The global population is projected to rise from 6.5 billion in 2005 to 7.6 billion in 2020. It is also aging rapidly; by 2020, about 719.4m people - 9.4% of the world's inhabitants - will be 65 or more, compared with 477.4m (7.3%) two years ago. Older people typically consume more medicines than younger people; four in five of those aged over 75 take at least one prescription product, while 36% take four or more. So the grey factor will boost the need for medicines dramatically.
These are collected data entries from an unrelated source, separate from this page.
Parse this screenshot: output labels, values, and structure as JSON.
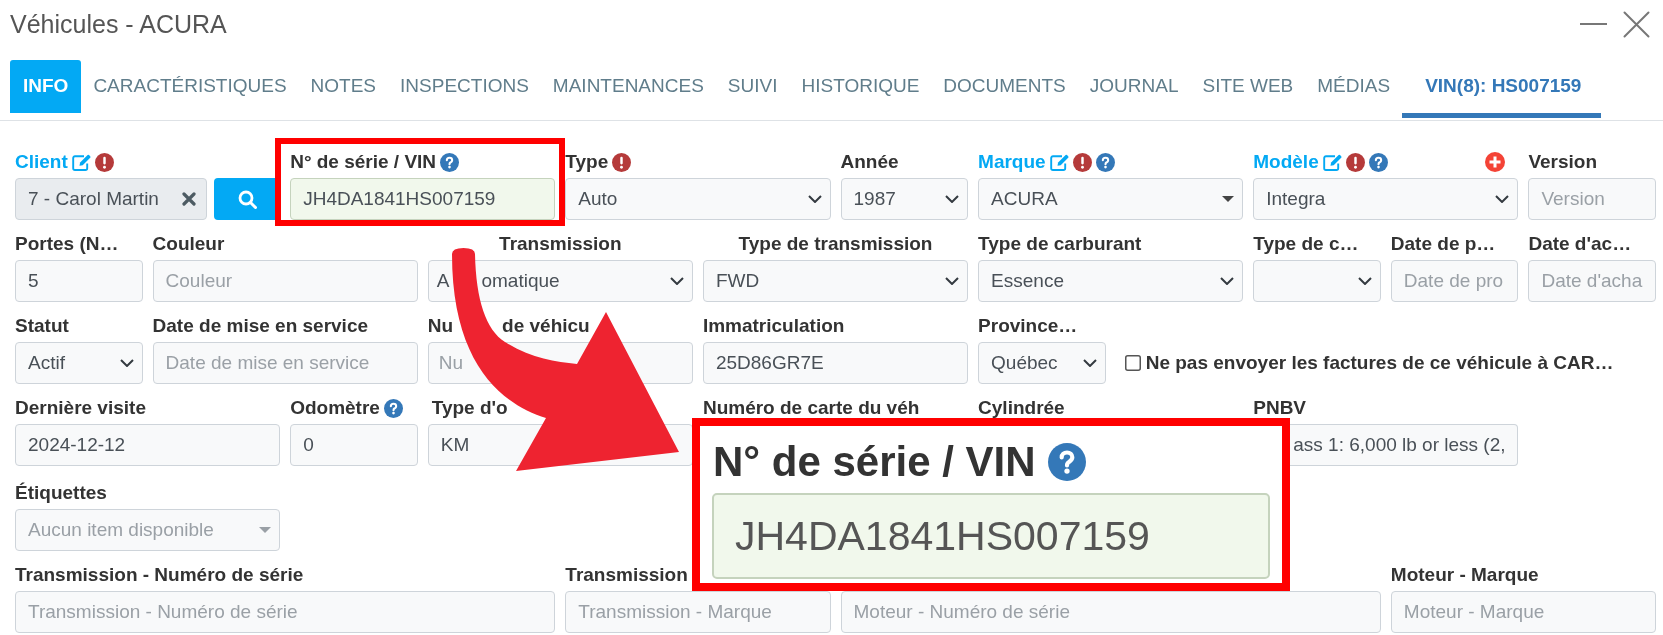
{
  "window": {
    "title": "Véhicules - ACURA"
  },
  "tabs": [
    {
      "label": "INFO",
      "kind": "page",
      "selected": true
    },
    {
      "label": "CARACTÉRISTIQUES",
      "kind": "page",
      "selected": false
    },
    {
      "label": "NOTES",
      "kind": "page",
      "selected": false
    },
    {
      "label": "INSPECTIONS",
      "kind": "page",
      "selected": false
    },
    {
      "label": "MAINTENANCES",
      "kind": "page",
      "selected": false
    },
    {
      "label": "SUIVI",
      "kind": "page",
      "selected": false
    },
    {
      "label": "HISTORIQUE",
      "kind": "page",
      "selected": false
    },
    {
      "label": "DOCUMENTS",
      "kind": "page",
      "selected": false
    },
    {
      "label": "JOURNAL",
      "kind": "page",
      "selected": false
    },
    {
      "label": "SITE WEB",
      "kind": "page",
      "selected": false
    },
    {
      "label": "MÉDIAS",
      "kind": "page",
      "selected": false
    },
    {
      "label": "VIN(8): HS007159",
      "kind": "vin",
      "selected": false
    }
  ],
  "form": {
    "rows": [
      {
        "fields": [
          {
            "kind": "lookup",
            "label": "Client",
            "link": true,
            "edit": true,
            "required": true,
            "help": false,
            "add": false,
            "value": "7 - Carol Martin"
          },
          {
            "kind": "input",
            "label": "N° de série / VIN",
            "link": false,
            "edit": false,
            "required": false,
            "help": true,
            "add": false,
            "valid": true,
            "value": "JH4DA1841HS007159"
          },
          {
            "kind": "select",
            "label": "Type",
            "link": false,
            "edit": false,
            "required": true,
            "help": false,
            "add": false,
            "value": "Auto"
          },
          {
            "kind": "select",
            "label": "Année",
            "link": false,
            "edit": false,
            "required": false,
            "help": false,
            "add": false,
            "value": "1987"
          },
          {
            "kind": "combo",
            "label": "Marque",
            "link": true,
            "edit": true,
            "required": true,
            "help": true,
            "add": false,
            "disabled": false,
            "value": "ACURA"
          },
          {
            "kind": "select",
            "label": "Modèle",
            "link": true,
            "edit": true,
            "required": true,
            "help": true,
            "add": true,
            "value": "Integra"
          },
          {
            "kind": "input",
            "label": "Version",
            "link": false,
            "edit": false,
            "required": false,
            "help": false,
            "add": false,
            "valid": false,
            "placeholder": "Version"
          }
        ]
      },
      {
        "fields": [
          {
            "kind": "input",
            "label": "Portes (N…",
            "link": false,
            "edit": false,
            "required": false,
            "help": false,
            "add": false,
            "valid": false,
            "value": "5"
          },
          {
            "kind": "input",
            "label": "Couleur",
            "link": false,
            "edit": false,
            "required": false,
            "help": false,
            "add": false,
            "valid": false,
            "placeholder": "Couleur"
          },
          {
            "kind": "select",
            "label": "Transmission",
            "link": false,
            "edit": false,
            "required": false,
            "help": false,
            "add": false,
            "value_parts": [
              "A",
              "omatique"
            ]
          },
          {
            "kind": "select",
            "label": "Type de transmission",
            "link": false,
            "edit": false,
            "required": false,
            "help": false,
            "add": false,
            "value": "FWD"
          },
          {
            "kind": "select",
            "label": "Type de carburant",
            "link": false,
            "edit": false,
            "required": false,
            "help": false,
            "add": false,
            "value": "Essence"
          },
          {
            "kind": "select",
            "label": "Type de c…",
            "link": false,
            "edit": false,
            "required": false,
            "help": false,
            "add": false
          },
          {
            "kind": "input",
            "label": "Date de p…",
            "link": false,
            "edit": false,
            "required": false,
            "help": false,
            "add": false,
            "valid": false,
            "placeholder": "Date de pro"
          },
          {
            "kind": "input",
            "label": "Date d'ac…",
            "link": false,
            "edit": false,
            "required": false,
            "help": false,
            "add": false,
            "valid": false,
            "placeholder": "Date d'acha"
          }
        ]
      },
      {
        "fields": [
          {
            "kind": "select",
            "label": "Statut",
            "link": false,
            "edit": false,
            "required": false,
            "help": false,
            "add": false,
            "value": "Actif"
          },
          {
            "kind": "input",
            "label": "Date de mise en service",
            "link": false,
            "edit": false,
            "required": false,
            "help": false,
            "add": false,
            "valid": false,
            "placeholder": "Date de mise en service"
          },
          {
            "kind": "input",
            "label_parts": [
              "Nu",
              "de véhicu"
            ],
            "link": false,
            "edit": false,
            "required": false,
            "help": false,
            "add": false,
            "valid": false,
            "placeholder": "Nu"
          },
          {
            "kind": "input",
            "label": "Immatriculation",
            "link": false,
            "edit": false,
            "required": false,
            "help": false,
            "add": false,
            "valid": false,
            "value": "25D86GR7E"
          },
          {
            "kind": "select",
            "label": "Province…",
            "link": false,
            "edit": false,
            "required": false,
            "help": false,
            "add": false,
            "value": "Québec"
          },
          {
            "kind": "checkbox",
            "text": "Ne pas envoyer les factures de ce véhicule à CAR…",
            "checked": false
          }
        ]
      },
      {
        "fields": [
          {
            "kind": "input",
            "label": "Dernière visite",
            "link": false,
            "edit": false,
            "required": false,
            "help": false,
            "add": false,
            "valid": false,
            "value": "2024-12-12"
          },
          {
            "kind": "input",
            "label": "Odomètre",
            "link": false,
            "edit": false,
            "required": false,
            "help": true,
            "add": false,
            "valid": false,
            "value": "0"
          },
          {
            "kind": "select",
            "label": "Type d'o",
            "link": false,
            "edit": false,
            "required": false,
            "help": false,
            "add": false,
            "value": "KM"
          },
          {
            "kind": "label",
            "label": "Numéro de carte du véh",
            "link": false,
            "edit": false,
            "required": false,
            "help": false,
            "add": false
          },
          {
            "kind": "label",
            "label": "Cylindrée",
            "link": false,
            "edit": false,
            "required": false,
            "help": false,
            "add": false
          },
          {
            "kind": "select",
            "label": "PNBV",
            "link": false,
            "edit": false,
            "required": false,
            "help": false,
            "add": false,
            "value": "ass 1: 6,000 lb or less (2,"
          }
        ]
      },
      {
        "fields": [
          {
            "kind": "combo",
            "label": "Étiquettes",
            "link": false,
            "edit": false,
            "required": false,
            "help": false,
            "add": false,
            "disabled": true,
            "placeholder": "Aucun item disponible"
          }
        ]
      },
      {
        "fields": [
          {
            "kind": "input",
            "label": "Transmission - Numéro de série",
            "link": false,
            "edit": false,
            "required": false,
            "help": false,
            "add": false,
            "valid": false,
            "placeholder": "Transmission - Numéro de série"
          },
          {
            "kind": "input",
            "label": "Transmission",
            "link": false,
            "edit": false,
            "required": false,
            "help": false,
            "add": false,
            "valid": false,
            "placeholder": "Transmission - Marque"
          },
          {
            "kind": "input",
            "valid": false,
            "placeholder": "Moteur - Numéro de série"
          },
          {
            "kind": "input",
            "label": "Moteur - Marque",
            "link": false,
            "edit": false,
            "required": false,
            "help": false,
            "add": false,
            "valid": false,
            "placeholder": "Moteur - Marque"
          }
        ]
      }
    ]
  },
  "callout": {
    "label": "N° de série / VIN",
    "help": true,
    "valid": true,
    "value": "JH4DA1841HS007159"
  }
}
Clinical advances will reinforce this trend. The improvements of the past few decades have already converted some previously terminal illnesses into chronic conditions, thus increasing long-term demand for therapies to manage such diseases. The number of deaths from heart attacks has declined by over 50% in most industrialised countries since the 1960s, for example, while fiveyear survival rates for US patients with cancer (expressed as an average for all sites) have risen from 53% in the mid-1980s to 66% today.
Demand for new anti-infectives is also mounting, with the development of drug-resistant strains of some existing illnesses. The US Centers for Disease Control and Prevention (CDC) estimates that more than 70% of US hospital infections are resistant to at least one of the antibiotics most commonly used to treat them. And medical research has exposed problems that were previously unidentified - including risk factors like metabolic syndrome and conditions like chronic fatigue syndrome, which recent evidence suggests is linked to changes in gene expression in the white blood cells.
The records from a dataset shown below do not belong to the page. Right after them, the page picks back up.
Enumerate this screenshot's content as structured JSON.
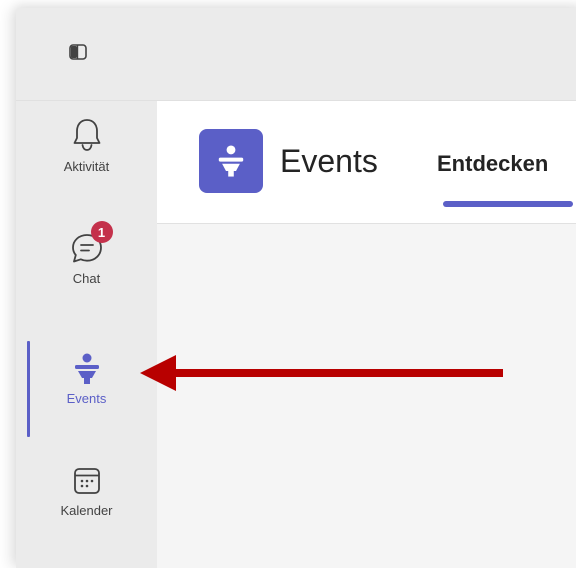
{
  "topbar": {
    "toggle_icon": "sidebar-toggle-icon"
  },
  "rail": {
    "items": [
      {
        "label": "Aktivität",
        "icon": "bell-icon"
      },
      {
        "label": "Chat",
        "icon": "chat-icon",
        "badge": "1"
      },
      {
        "label": "Events",
        "icon": "events-icon",
        "active": true
      },
      {
        "label": "Kalender",
        "icon": "calendar-icon"
      }
    ]
  },
  "header": {
    "title": "Events",
    "tabs": [
      {
        "label": "Entdecken",
        "selected": true
      }
    ]
  },
  "colors": {
    "accent": "#5b5fc7",
    "badge": "#c4314b",
    "annotation_arrow": "#b80000"
  }
}
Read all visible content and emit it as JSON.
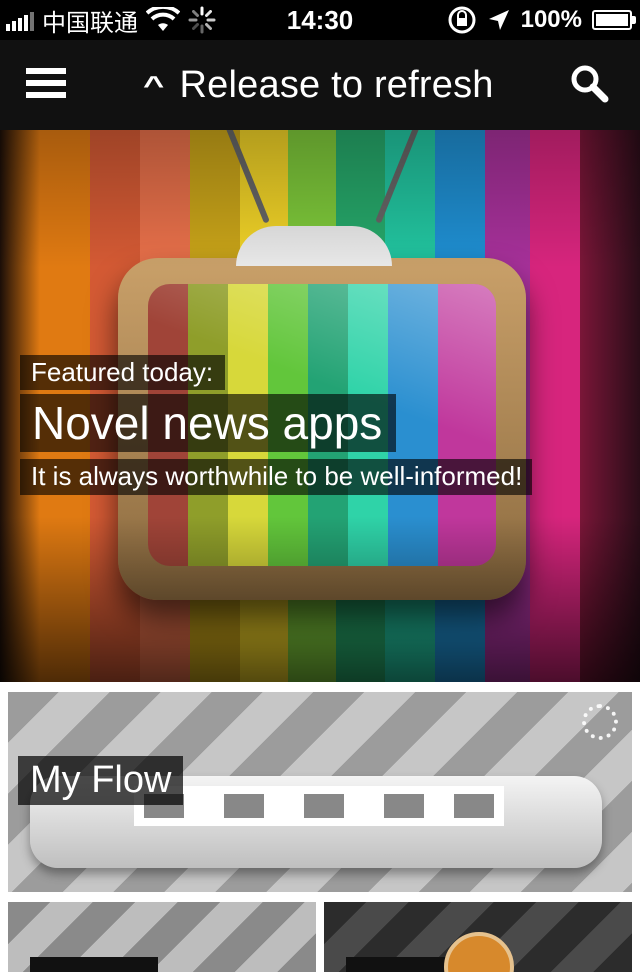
{
  "status_bar": {
    "carrier": "中国联通",
    "time": "14:30",
    "battery_percent": "100%"
  },
  "nav": {
    "refresh_text": "Release to refresh"
  },
  "featured": {
    "label": "Featured today:",
    "title": "Novel news apps",
    "subtitle": "It is always worthwhile to be well-informed!"
  },
  "cards": [
    {
      "label": "My Flow"
    }
  ],
  "colors": {
    "navbar": "#111111",
    "caption_bg": "rgba(0,0,0,0.62)"
  },
  "icons": {
    "menu": "hamburger-icon",
    "refresh": "chevron-up-icon",
    "search": "magnifier-icon"
  }
}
Meanwhile, new diseases, including mutated forms of old diseases, are surfacing. Urbanisation and greater mobility have contributed to the introduction of new pathogens, some of which spread very fast and are very difficult to treat. SARS moved from Asia to North America and Europe in a matter of days. Similarly, the H5N1 avian flu virus has spread from China and South East Asia to the Middle East. The human cost has been tiny so far, but the impact of an avian flu pandemic could be enormous.
Global warming could also have a major effect on the world's health. In February 2007, the Intergovernmental Panel on Climate Change (IPCC) reported that the global average temperature had increased by about 0.2°C per decade between 1990 and 2005. The IPCC projects that the average temperature will increase by another 0.2°C per decade for the next two decades, even if the concentration of all greenhouse gases remains constant at year 2000 levels, and that it will "very likely" increase still more, if mankind's output of greenhouse gases continues to rise.